Find Hidden Text in Sound

The program will convert a sound file to text, with the purpose of analyzing it to spot intelligible words. Use the program with songs, soundtracks, movie or TV dialogue, private recordings, to reveal the hidden text messages of the recorded sound. The resulting text will be a long string of mostly repeating characters but, every so often, you’ll notice an intelligible word, either spelled normally or with repeated letters, missing letters or anagrammed letters. It takes a little allegoric-freudian psychological exegetic ability to elaborate the right chain of mind associations to infere a convincing interpretation of the resulting text.
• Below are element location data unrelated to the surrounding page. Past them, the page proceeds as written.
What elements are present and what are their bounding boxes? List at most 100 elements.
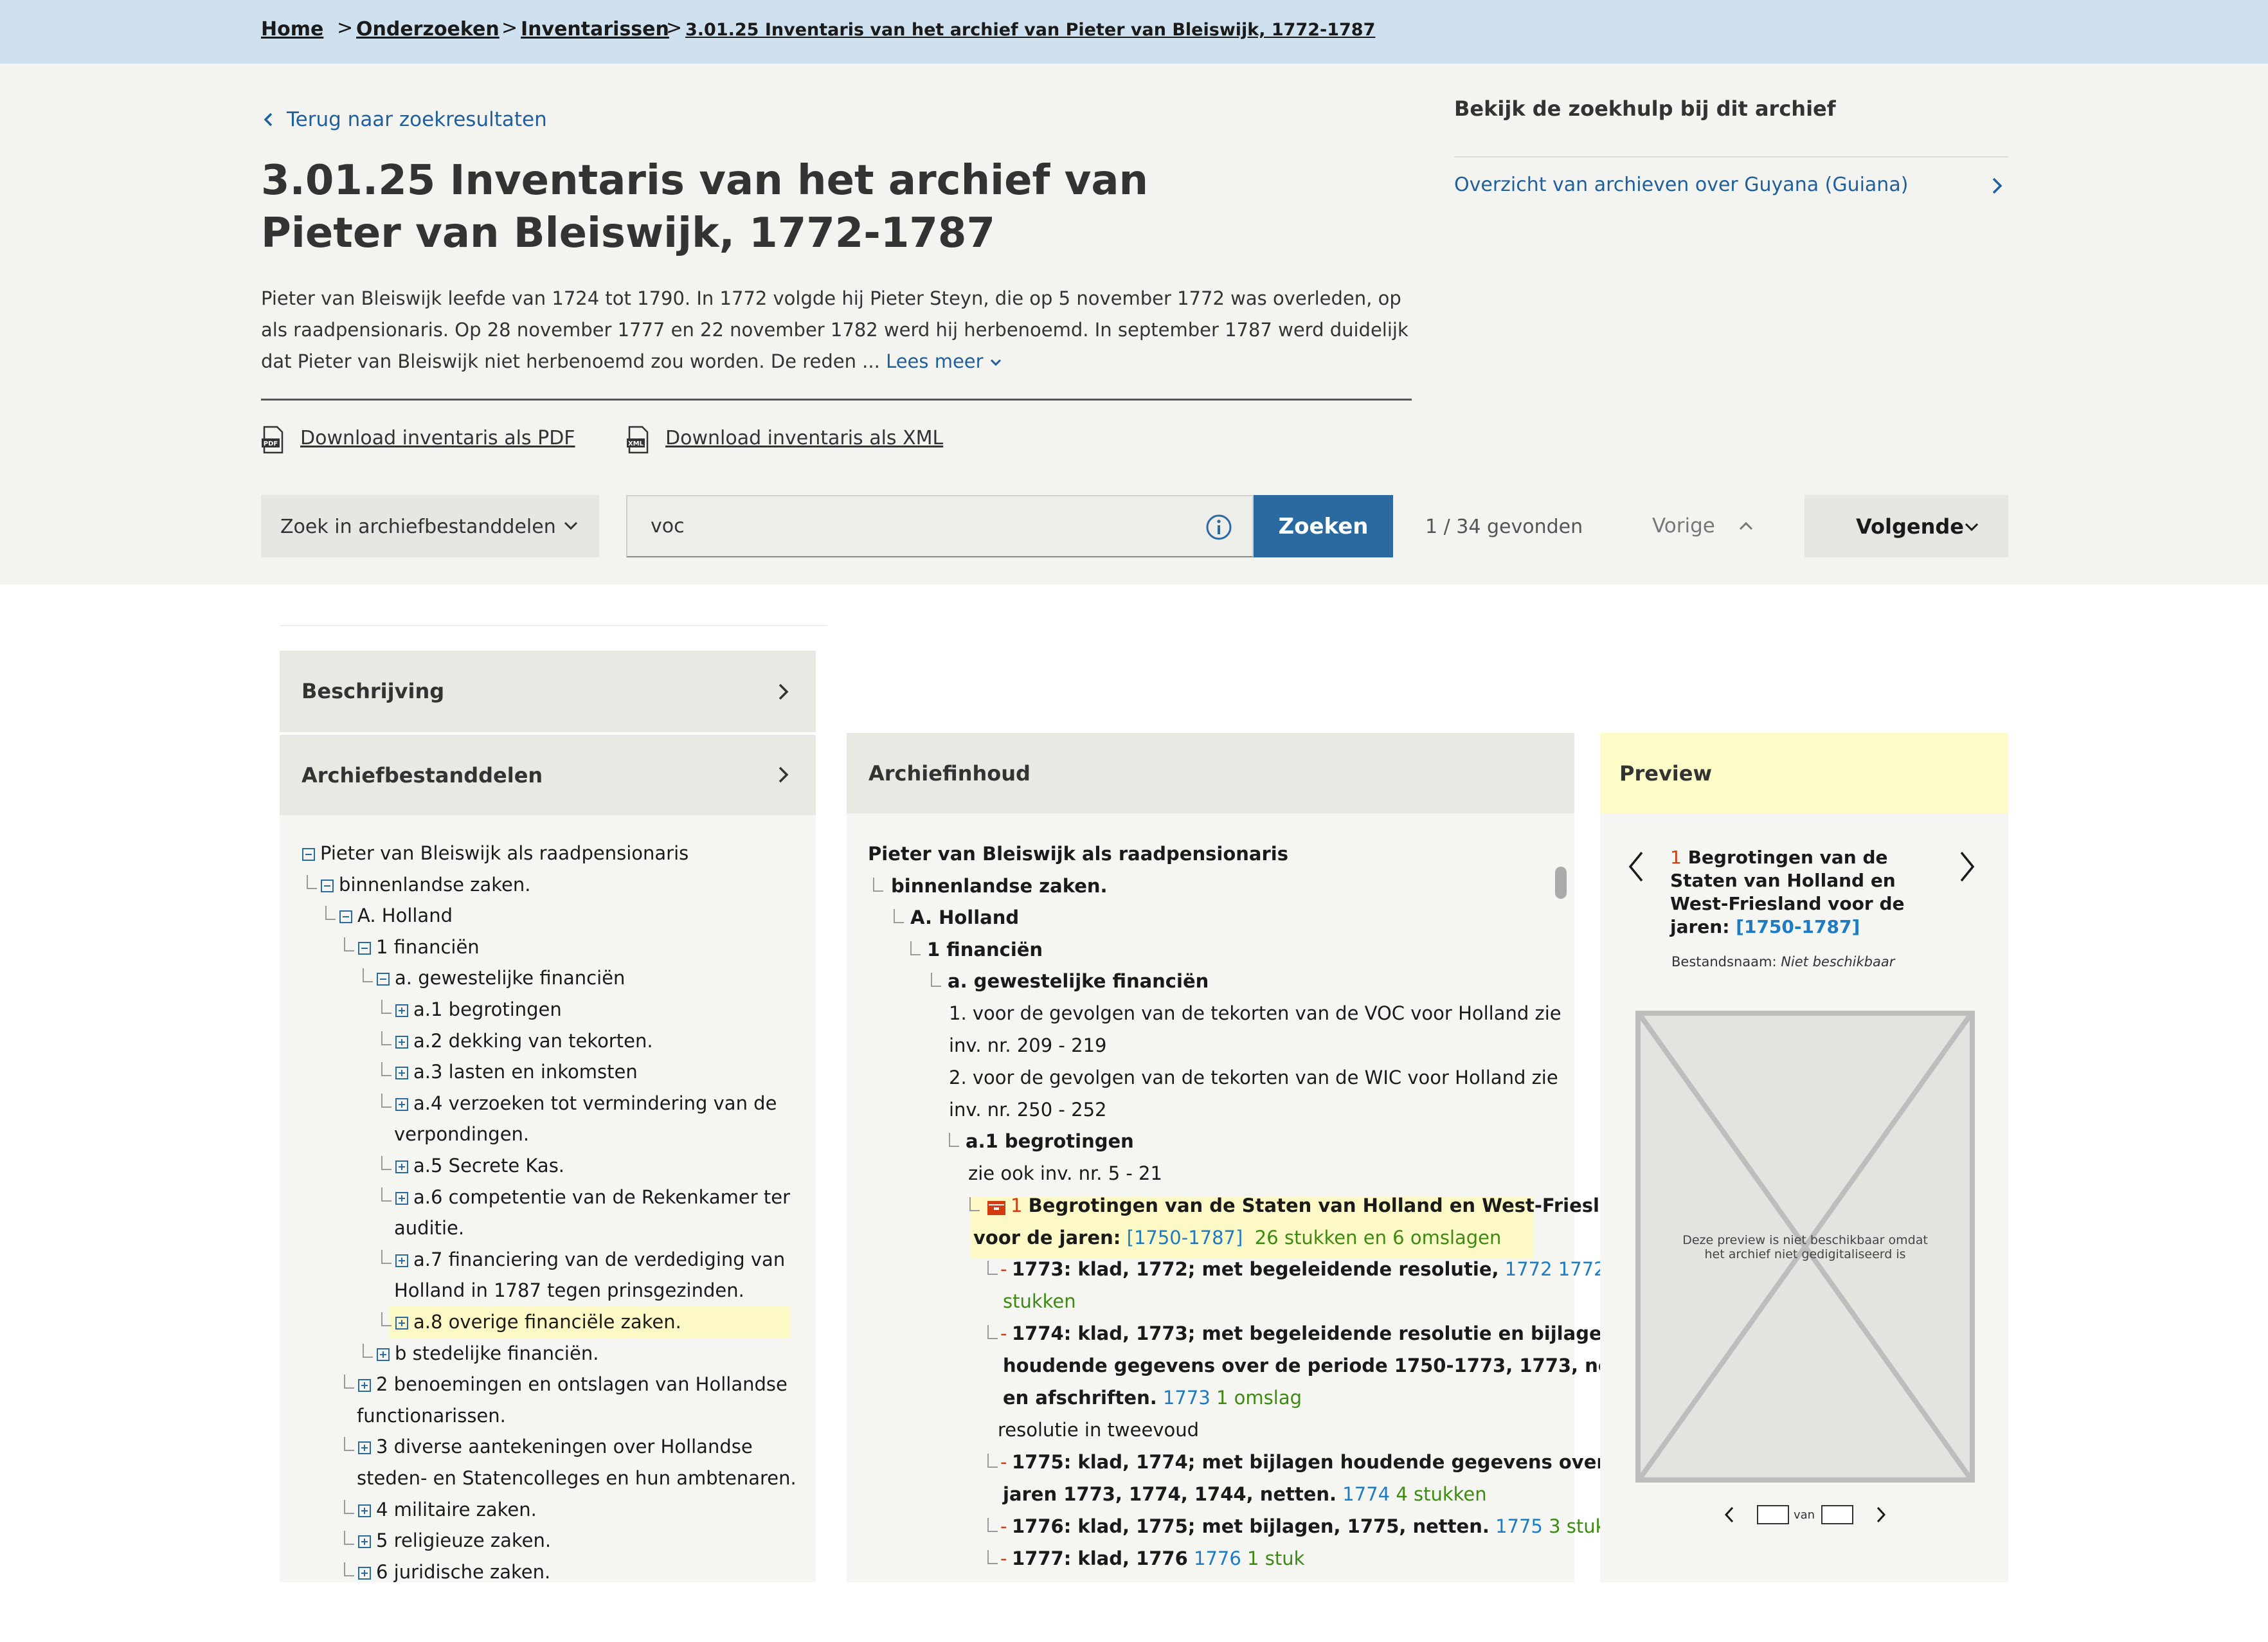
tree-expand-icon[interactable] — [395, 1317, 408, 1330]
tree-item[interactable]: 2 benoemingen en ontslagen van Hollandse — [376, 1373, 788, 1395]
content-heading: binnenlandse zaken. — [891, 875, 1108, 897]
tree-expand-icon[interactable] — [358, 1566, 371, 1580]
tree-collapse-icon[interactable] — [377, 973, 390, 986]
tree-item[interactable]: a.8 overige financiële zaken. — [413, 1311, 681, 1333]
read-more-link[interactable]: Lees meer — [886, 350, 1002, 372]
content-item[interactable]: en afschriften. 1773 1 omslag — [1003, 1387, 1302, 1409]
content-item[interactable]: 1777: klad, 1776 1776 1 stuk — [1012, 1547, 1304, 1569]
breadcrumb-home[interactable]: Home — [261, 18, 323, 41]
content-item[interactable]: jaren 1773, 1774, 1744, netten. 1774 4 s… — [1003, 1483, 1487, 1505]
tree-item[interactable]: a. gewestelijke financiën — [395, 967, 625, 989]
tree-item[interactable]: a.2 dekking van tekorten. — [413, 1030, 653, 1052]
item-date: 1775 — [1495, 1515, 1543, 1537]
breadcrumb-onderzoeken[interactable]: Onderzoeken — [356, 18, 500, 41]
tree-item-cont[interactable]: auditie. — [394, 1217, 464, 1239]
chevron-right-icon[interactable] — [1990, 176, 2004, 195]
chevron-right-icon[interactable] — [1875, 1504, 1887, 1525]
breadcrumb-current[interactable]: 3.01.25 Inventaris van het archief van P… — [685, 20, 1375, 40]
content-scrollbar-thumb[interactable] — [1555, 867, 1567, 899]
preview-panel-title: Preview — [1619, 761, 1713, 786]
tree-expand-icon[interactable] — [358, 1379, 371, 1393]
chevron-left-icon[interactable] — [1723, 1504, 1736, 1525]
tree-expand-icon[interactable] — [358, 1504, 371, 1517]
search-scope-select[interactable]: Zoek in archiefbestanddelen — [261, 495, 599, 557]
item-extent: 1 omslag — [1216, 1387, 1302, 1409]
file-title-line-2[interactable]: voor de jaren: [1750-1787] 26 stukken en… — [973, 1227, 1501, 1249]
tree-item[interactable]: A. Holland — [357, 905, 453, 926]
pager-of-label: van — [1794, 1508, 1815, 1522]
breadcrumb: Home > Onderzoeken > Inventarissen > 3.0… — [0, 0, 2268, 64]
tree-item[interactable]: a.3 lasten en inkomsten — [413, 1061, 638, 1083]
download-xml-link[interactable]: Download inventaris als XML — [665, 427, 943, 449]
content-note: 1. voor de gevolgen van de tekorten van … — [949, 1002, 1562, 1024]
next-result-button[interactable]: Volgende — [1805, 495, 2008, 557]
tree-item[interactable]: Pieter van Bleiswijk als raadpensionaris — [320, 842, 688, 864]
tree-item[interactable]: a.4 verzoeken tot vermindering van de — [413, 1092, 777, 1114]
tree-item[interactable]: a.5 Secrete Kas. — [413, 1155, 564, 1177]
item-text: 1774: klad, 1773; met begeleidende resol… — [1012, 1322, 1616, 1344]
search-input[interactable] — [626, 495, 1254, 557]
tree-item[interactable]: a.1 begrotingen — [413, 998, 562, 1020]
info-icon[interactable] — [1205, 513, 1233, 541]
content-note: inv. nr. 209 - 219 — [949, 1034, 1107, 1056]
item-text: 1776: klad, 1775; met bijlagen, 1775, ne… — [1012, 1515, 1490, 1537]
tree-collapse-icon[interactable] — [339, 910, 352, 924]
tree-item-cont[interactable]: Holland in 1787 tegen prinsgezinden. — [394, 1279, 744, 1301]
tree-item[interactable]: a.6 competentie van de Rekenkamer ter — [413, 1186, 790, 1208]
tree-expand-icon[interactable] — [395, 1067, 408, 1080]
tree-elbow — [363, 968, 373, 983]
tree-expand-icon[interactable] — [395, 1035, 408, 1049]
tree-item[interactable]: binnenlandse zaken. — [339, 874, 530, 896]
download-pdf-link[interactable]: Download inventaris als PDF — [300, 427, 575, 449]
tree-expand-icon[interactable] — [395, 1097, 408, 1111]
pager-current-page[interactable] — [1757, 1505, 1789, 1524]
breadcrumb-inventarissen[interactable]: Inventarissen — [521, 18, 669, 41]
tree-expand-icon[interactable] — [358, 1535, 371, 1549]
read-more-label[interactable]: Lees meer — [886, 350, 984, 372]
tree-collapse-icon[interactable] — [302, 848, 315, 861]
chevron-left-icon[interactable] — [261, 112, 276, 127]
tree-item-cont[interactable]: functionarissen. — [357, 1405, 506, 1427]
content-note: inv. nr. 250 - 252 — [949, 1099, 1107, 1121]
tree-item[interactable]: 1 financiën — [376, 936, 480, 958]
archive-box-icon — [987, 1201, 1005, 1215]
tree-item-cont[interactable]: verpondingen. — [394, 1123, 529, 1145]
tree-elbow — [381, 1031, 392, 1045]
tree-item[interactable]: 4 militaire zaken. — [376, 1499, 537, 1520]
tree-item[interactable]: b stedelijke financiën. — [395, 1342, 598, 1364]
chevron-down-icon[interactable] — [989, 358, 1002, 367]
content-item[interactable]: houdende gegevens over de periode 1750-1… — [1003, 1355, 1655, 1376]
tree-expand-icon[interactable] — [358, 1441, 371, 1455]
chevron-right-icon[interactable] — [1958, 850, 1977, 883]
guyana-archives-link[interactable]: Overzicht van archieven over Guyana (Gui… — [1454, 174, 1908, 196]
tree-expand-icon[interactable] — [395, 1191, 408, 1205]
tree-expand-icon[interactable] — [377, 1348, 390, 1361]
tree-expand-icon[interactable] — [395, 1160, 408, 1173]
xml-icon-label: XML — [628, 440, 644, 447]
tree-item[interactable]: a.7 financiering van de verdediging van — [413, 1249, 785, 1270]
tree-item[interactable]: 6 juridische zaken. — [376, 1561, 550, 1583]
tree-item[interactable]: 3 diverse aantekeningen over Hollandse — [376, 1436, 753, 1457]
file-title-line[interactable]: 1 Begrotingen van de Staten van Holland … — [1011, 1195, 1639, 1216]
previous-result-button[interactable]: Vorige — [1652, 514, 1715, 537]
search-button[interactable]: Zoeken — [1254, 495, 1393, 557]
back-to-results-link[interactable]: Terug naar zoekresultaten — [287, 108, 547, 131]
file-number: 1 — [1011, 1195, 1023, 1216]
filename-value: Niet beschikbaar — [1781, 954, 1895, 970]
content-item[interactable]: 1773: klad, 1772; met begeleidende resol… — [1012, 1258, 1623, 1280]
tree-collapse-icon[interactable] — [358, 941, 371, 955]
description-panel-header[interactable]: Beschrijving — [280, 651, 816, 732]
tree-expand-icon[interactable] — [395, 1004, 408, 1017]
tree-elbow — [307, 874, 317, 889]
tree-elbow — [381, 1156, 392, 1170]
tree-expand-icon[interactable] — [395, 1254, 408, 1267]
chevron-left-icon[interactable] — [1626, 850, 1646, 883]
tree-item[interactable]: 5 religieuze zaken. — [376, 1529, 551, 1551]
archive-parts-panel-header[interactable]: Archiefbestanddelen — [280, 735, 816, 815]
tree-item-cont[interactable]: steden- en Statencolleges en hun ambtena… — [357, 1467, 797, 1489]
content-item[interactable]: 1775: klad, 1774; met bijlagen houdende … — [1012, 1451, 1638, 1473]
content-item[interactable]: 1774: klad, 1773; met begeleidende resol… — [1012, 1322, 1615, 1344]
content-item[interactable]: 1776: klad, 1775; met bijlagen, 1775, ne… — [1012, 1515, 1639, 1537]
tree-collapse-icon[interactable] — [321, 879, 334, 892]
chevron-up-icon[interactable] — [1738, 519, 1754, 532]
You may want to share the text with a psychologist to get a professional opinion on your interpretation, but sometimes the meaning will be surprisingly obvious.
Because of my coding skills limitations, the program requires a little collaboration on the user side, as the sound file must be mandatorily in a certain format, obtainable by converting it through the aid of a sound editing program such as free and open source Audacity.


Download

Click on the button below to download the Windows executable and the Python source code from GitHub.


Instructions

  • open Audacity
  • open the sound file
  • Select – All
  • Normalize – Set peak amplitude to 0.0 – OK
  • Set Project Rate (Hz) to 8000 Hz
  • Export – Export as WAV
  • Save as type – Other uncompressed files
  • Header: WAV (Microsoft)
  • Encoding: Unsigned 8-bit PCM
  • Save

Now load the sound file into the program:

  • Open the program, click on Edit – Open or CTRL+O.

The resulting text will appear in the text window. The window will display only the first 20.000 characters, which you can copy through File-Copy or by rigth clicking on it or CTRL-C. If you want to read the whole text you must save it, through the Save command in the File menu or CTRL-S.